14. Trying to See Too Many Cities
“We're doing Tokyo, Kyoto, Osaka, Hiroshima, Nara, Hakone, and Nikko in 7 days!”
No. You're spending 7 days on trains and in hotel lobbies checking in and out. I see this on r/JapanTravel constantly. People trying to cram 3 weeks into 7 days.
Fix it:For 7 days, pick 2 cities max. Tokyo + Kyoto/Osaka is the classic combo. For 10-14 days, add a third. You'll actually enjoy the places instead of just seeing them from a train window.
15. Not Learning Even Basic Japanese
You don't need to be fluent. But five phrases change everything.
“Sumimasen” (excuse me), “arigatou gozaimasu” (thank you), “kore kudasai” (this one please), “eigo daijoubu desu ka” (is English okay?), and “oishii” (delicious).

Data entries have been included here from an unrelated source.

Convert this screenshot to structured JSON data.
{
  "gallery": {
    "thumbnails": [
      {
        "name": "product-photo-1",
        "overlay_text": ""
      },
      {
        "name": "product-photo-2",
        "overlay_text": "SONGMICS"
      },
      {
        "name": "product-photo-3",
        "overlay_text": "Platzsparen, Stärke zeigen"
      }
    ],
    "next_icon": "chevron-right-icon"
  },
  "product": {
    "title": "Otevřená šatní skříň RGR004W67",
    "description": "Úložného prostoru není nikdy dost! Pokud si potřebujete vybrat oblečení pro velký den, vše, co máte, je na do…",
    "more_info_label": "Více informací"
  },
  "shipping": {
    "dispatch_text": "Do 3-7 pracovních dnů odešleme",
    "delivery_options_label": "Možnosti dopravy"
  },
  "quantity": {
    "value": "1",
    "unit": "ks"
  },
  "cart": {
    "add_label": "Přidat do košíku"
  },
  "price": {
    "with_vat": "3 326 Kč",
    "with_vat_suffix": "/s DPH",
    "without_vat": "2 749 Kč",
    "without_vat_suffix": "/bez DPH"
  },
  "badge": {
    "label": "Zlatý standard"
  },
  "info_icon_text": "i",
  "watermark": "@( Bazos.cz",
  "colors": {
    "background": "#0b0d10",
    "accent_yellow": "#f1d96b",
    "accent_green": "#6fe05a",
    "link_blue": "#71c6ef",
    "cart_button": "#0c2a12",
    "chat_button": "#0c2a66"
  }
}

The moment you try speaking Japanese, people light up. They appreciate the effort even if your pronunciation is terrible. I butchered “sumimasen” for my entire first trip and still got warmer service than the tourist next to me who just spoke loud English.
Pro Tip
Download Google Translate's Japanese offline pack before you go. The camera translation feature is a lifesaver for reading restaurant menus and train schedules. Point your phone at Japanese text and it translates in real time.
Bonus: The Mistake I Still Make
Buying too much at convenience stores. Lawson, FamilyMart, 7-Eleven — they're on every corner and everything looks so good. Egg salad sandwiches. Onigiri. Fried chicken. Those perfect little desserts.
I once ate three konbini meals in one day because I “just wanted to try one more thing.” Honestly? Still worth it. Some mistakes you don't fix.